I grew up in a loving Christian family, and we attended a little country church where my Sunday School teacher made the Bible come alive for me. I've had a rich prayer life since I was a child. I went through a short (one-year) rebellion in high school, but even then I had an ongoing conversation with Jesus. (Lord, I know I shouldn't have gone to that party, drank that beer, said those curse words, lied to my parents. Please forgive me, etc.) I quickly found my way back to the Lord and dedicated my life to Him. He brought my Christian husband into my life shortly after that and we've been trying to live for the Lord as a family ever since.

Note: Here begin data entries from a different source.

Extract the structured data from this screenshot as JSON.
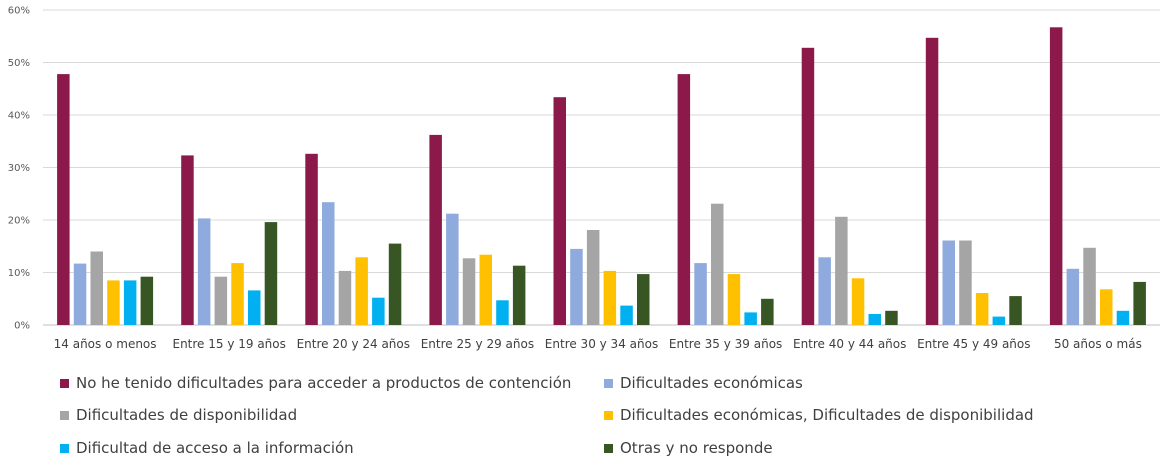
{
  "chart_data": {
    "type": "bar",
    "categories": [
      "14 años o menos",
      "Entre 15 y 19 años",
      "Entre 20 y 24 años",
      "Entre 25 y 29 años",
      "Entre 30 y 34 años",
      "Entre 35 y 39 años",
      "Entre 40 y 44 años",
      "Entre 45 y 49 años",
      "50 años o más"
    ],
    "yticks": [
      "0%",
      "10%",
      "20%",
      "30%",
      "40%",
      "50%",
      "60%"
    ],
    "ylim": [
      0,
      60
    ],
    "grid": true,
    "legend_position": "bottom",
    "series": [
      {
        "name": "No he tenido dificultades para acceder a productos de contención",
        "color": "#8B1A4A",
        "values": [
          47.8,
          32.3,
          32.6,
          36.2,
          43.4,
          47.8,
          52.8,
          54.7,
          56.7
        ]
      },
      {
        "name": "Dificultades económicas",
        "color": "#8FAADC",
        "values": [
          11.7,
          20.3,
          23.4,
          21.2,
          14.5,
          11.8,
          12.9,
          16.1,
          10.7
        ]
      },
      {
        "name": "Dificultades de disponibilidad",
        "color": "#A5A5A5",
        "values": [
          14.0,
          9.2,
          10.3,
          12.7,
          18.1,
          23.1,
          20.6,
          16.1,
          14.7
        ]
      },
      {
        "name": "Dificultades económicas, Dificultades de disponibilidad",
        "color": "#FFC000",
        "values": [
          8.5,
          11.8,
          12.9,
          13.4,
          10.3,
          9.7,
          8.9,
          6.1,
          6.8
        ]
      },
      {
        "name": "Dificultad de acceso a la información",
        "color": "#00B0F0",
        "values": [
          8.5,
          6.6,
          5.2,
          4.7,
          3.7,
          2.4,
          2.1,
          1.6,
          2.7
        ]
      },
      {
        "name": "Otras y no responde",
        "color": "#375623",
        "values": [
          9.2,
          19.6,
          15.5,
          11.3,
          9.7,
          5.0,
          2.7,
          5.5,
          8.2
        ]
      }
    ]
  }
}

Sometimes I wish I had a more dramatic conversion story, but most days I'm very thankful for a steady walk with Him and a wonderfully ordinary life.

Any last words?

What wonderful questions! You've made me feel as if I'm sitting with you over a cup of coffee! For photographs of many of the things I spoke about, and more information on my books, please visit my website at

Thank you so much for letting me be a part of your lives through my novels!

Thanks Deb - it was fun! For more, read my review of Remember to Forget, here and check out Deb's website for her upcoming stories.


Deborah Raney said...

Thanks for the fun questions and great interview, Rel. I laughed with you about that holiday/vacation mix-up. You'll be happy to know that I answered your REAL question on my website here:

Hope you have a wonderful, blessed Christmas!


Cee Cee said...

This is next for our book club. Initially, when our fearless leader described it I wasn't jumping for joy but when I read the first page: hooked!

Thanks for the interview Rel and Deborah!